Tl;DR - If you just want to try the connector, install instructions are here.
When we talk to customers about Spyderbat, one of the common questions we get is “can I leverage my existing detections?”. The answer of course is “yes” - Spyderbat can leverage and enhance existing detection investments that teams have made, feed those into Spyderbat via our APIs, and map them to Spyderbat’s causal graph of activity within and between Cloud workloads and containers.
This provides a few key benefits:
Providing operators and analysts with the full story for detections, including the casual activity that led to a Falco detection and the activities that followed it.
Third-party detections can contribute to (and initiate) “Spydertraces”, ongoing traces of infrastructure activity automatically created both within and across containers and Cloud workloads, that are continuously scored to help teams significantly separate signal from noise.
Drive automated workflows to SIEM/SOAR, and automated response actions via Spyderbat analytics.
The Spyderbat Falco Connector is a great example of one of these integrations.

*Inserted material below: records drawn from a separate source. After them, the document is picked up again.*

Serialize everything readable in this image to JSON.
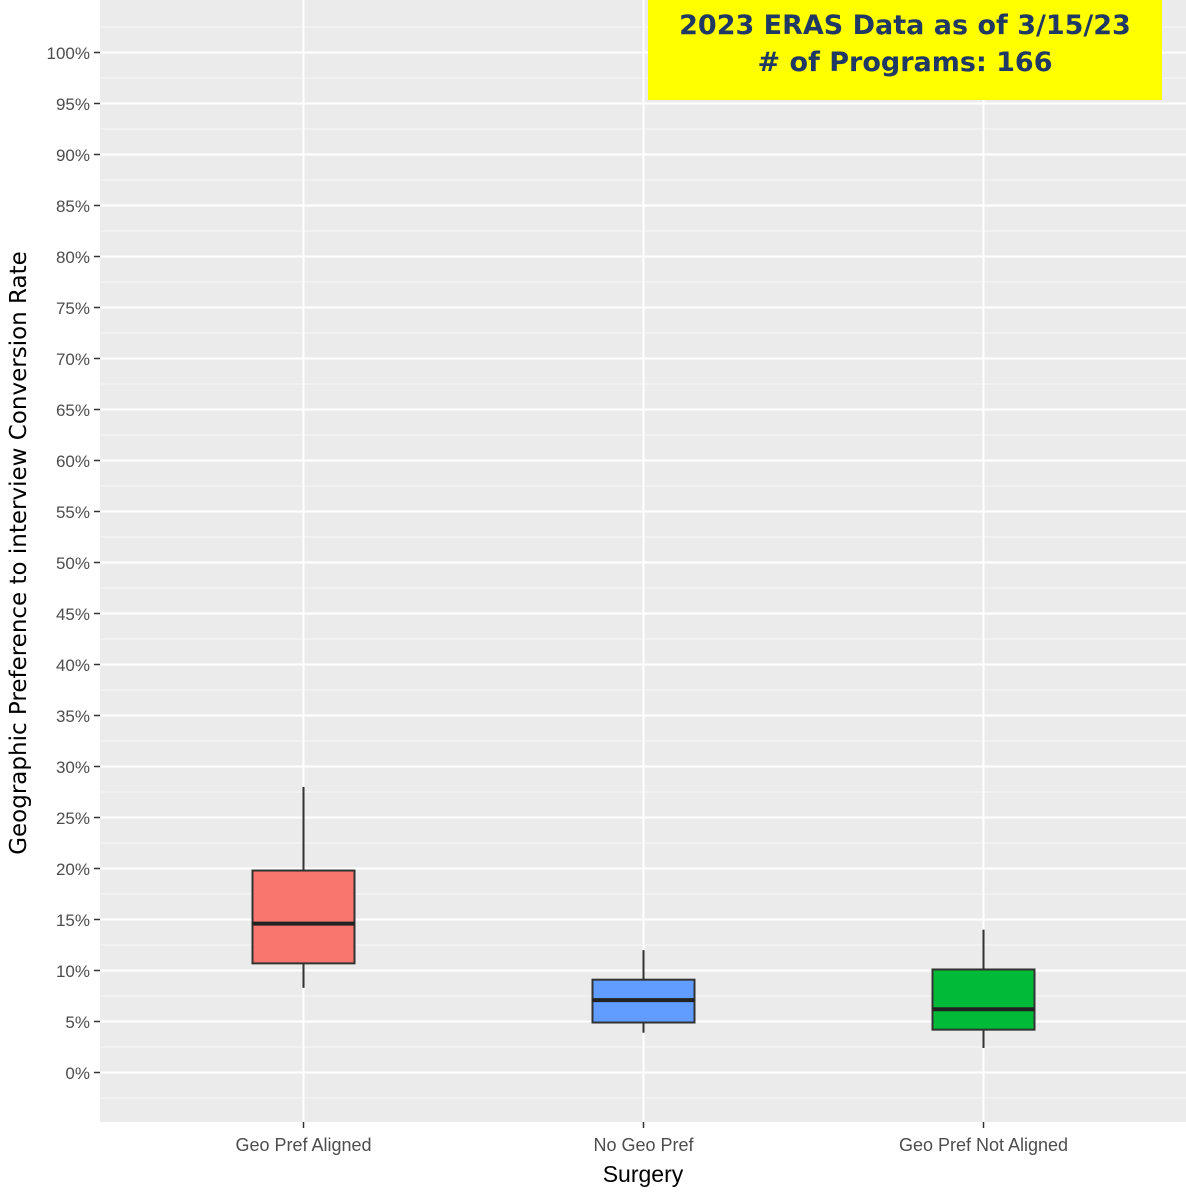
{
  "chart_data": {
    "type": "boxplot",
    "title": "",
    "xlabel": "Surgery",
    "ylabel": "Geographic Preference to interview Conversion Rate",
    "ylim": [
      -5,
      105
    ],
    "yticks": [
      "0%",
      "5%",
      "10%",
      "15%",
      "20%",
      "25%",
      "30%",
      "35%",
      "40%",
      "45%",
      "50%",
      "55%",
      "60%",
      "65%",
      "70%",
      "75%",
      "80%",
      "85%",
      "90%",
      "95%",
      "100%"
    ],
    "ytick_values": [
      0,
      5,
      10,
      15,
      20,
      25,
      30,
      35,
      40,
      45,
      50,
      55,
      60,
      65,
      70,
      75,
      80,
      85,
      90,
      95,
      100
    ],
    "categories": [
      "Geo Pref Aligned",
      "No Geo Pref",
      "Geo Pref Not Aligned"
    ],
    "boxes": [
      {
        "category": "Geo Pref Aligned",
        "whisker_low": 8.3,
        "q1": 10.7,
        "median": 14.6,
        "q3": 19.8,
        "whisker_high": 28.0,
        "color": "#f8766d"
      },
      {
        "category": "No Geo Pref",
        "whisker_low": 3.9,
        "q1": 4.9,
        "median": 7.1,
        "q3": 9.1,
        "whisker_high": 12.0,
        "color": "#619cff"
      },
      {
        "category": "Geo Pref Not Aligned",
        "whisker_low": 2.4,
        "q1": 4.2,
        "median": 6.2,
        "q3": 10.1,
        "whisker_high": 14.0,
        "color": "#00ba38"
      }
    ],
    "grid": true,
    "panel_background": "#ebebeb"
  },
  "annotation": {
    "line1": "2023 ERAS Data as of 3/15/23",
    "line2": "# of Programs: 166",
    "background": "#ffff00",
    "text_color": "#1f3864"
  }
}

Falco is a popular open source project for Cloud Native runtime security with a rules engine and a set default rules (e.g. shell in a container, file write to sensitive directories etc..)

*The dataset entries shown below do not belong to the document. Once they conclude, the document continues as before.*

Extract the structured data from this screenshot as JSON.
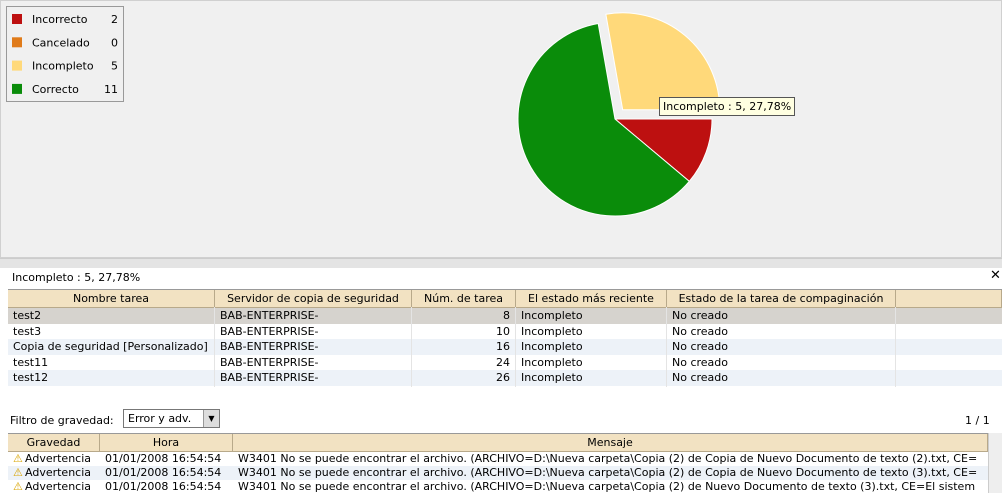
{
  "chart_data": {
    "type": "pie",
    "categories": [
      "Incorrecto",
      "Cancelado",
      "Incompleto",
      "Correcto"
    ],
    "values": [
      2,
      0,
      5,
      11
    ],
    "colors": [
      "#bd1010",
      "#e07b1a",
      "#ffd97a",
      "#0a8c0a"
    ],
    "explode": [
      false,
      false,
      true,
      false
    ],
    "tooltip": "Incompleto : 5, 27,78%"
  },
  "panel": {
    "title": "Incompleto : 5, 27,78%"
  },
  "task_table": {
    "columns": [
      "Nombre tarea",
      "Servidor de copia de seguridad",
      "Núm. de tarea",
      "El estado más reciente",
      "Estado de la tarea de compaginación"
    ],
    "rows": [
      [
        "test2",
        "BAB-ENTERPRISE-",
        8,
        "Incompleto",
        "No creado"
      ],
      [
        "test3",
        "BAB-ENTERPRISE-",
        10,
        "Incompleto",
        "No creado"
      ],
      [
        "Copia de seguridad [Personalizado]",
        "BAB-ENTERPRISE-",
        16,
        "Incompleto",
        "No creado"
      ],
      [
        "test11",
        "BAB-ENTERPRISE-",
        24,
        "Incompleto",
        "No creado"
      ],
      [
        "test12",
        "BAB-ENTERPRISE-",
        26,
        "Incompleto",
        "No creado"
      ]
    ]
  },
  "filter": {
    "label": "Filtro de gravedad:",
    "value": "Error y adv.",
    "pages": "1 / 1"
  },
  "log_table": {
    "columns": [
      "Gravedad",
      "Hora",
      "Mensaje"
    ],
    "rows": [
      [
        "Advertencia",
        "01/01/2008 16:54:54",
        "W3401 No se puede encontrar el archivo. (ARCHIVO=D:\\Nueva carpeta\\Copia (2) de Copia de Nuevo Documento de texto (2).txt, CE="
      ],
      [
        "Advertencia",
        "01/01/2008 16:54:54",
        "W3401 No se puede encontrar el archivo. (ARCHIVO=D:\\Nueva carpeta\\Copia (2) de Copia de Nuevo Documento de texto (3).txt, CE="
      ],
      [
        "Advertencia",
        "01/01/2008 16:54:54",
        "W3401 No se puede encontrar el archivo. (ARCHIVO=D:\\Nueva carpeta\\Copia (2) de Nuevo Documento de texto (3).txt, CE=El sistem"
      ]
    ]
  }
}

To demonstrate the connector in action, we set up Falco (and Falco Sidekick) to forward the Falco events to the Spyderbat API - and ran an example attack scenario - a read only Redis container exploit.
Here you can see the (default) Falco alerts on the left and the full Sydertrace for the attack on the right:
The Falco events have been fed into Spyderbat and combined with Spyderbat’s own detections, and the resulting automatically generated Spydertrace of activity. Looking at the trace, we get the full context and sequence of the attack, starting all the way from the initial connection into the Redis container, through payload execution in a complete connected sequence. This also includes tying network activity to process activity (e.g. we can see the retrieval of the Github package here as well)
Since Spyderbat is always monitoring and creating this map of activity inside and between Cloud and container workloads (by default for the previous 90 days) - we can also analyze traces of activity that go between containers and instances, and that span long periods of time. This provides the picture and story of what’s happening within your Cloud Native environment, without having to “join the dots” by looking through a wealth of atomic detections and logs.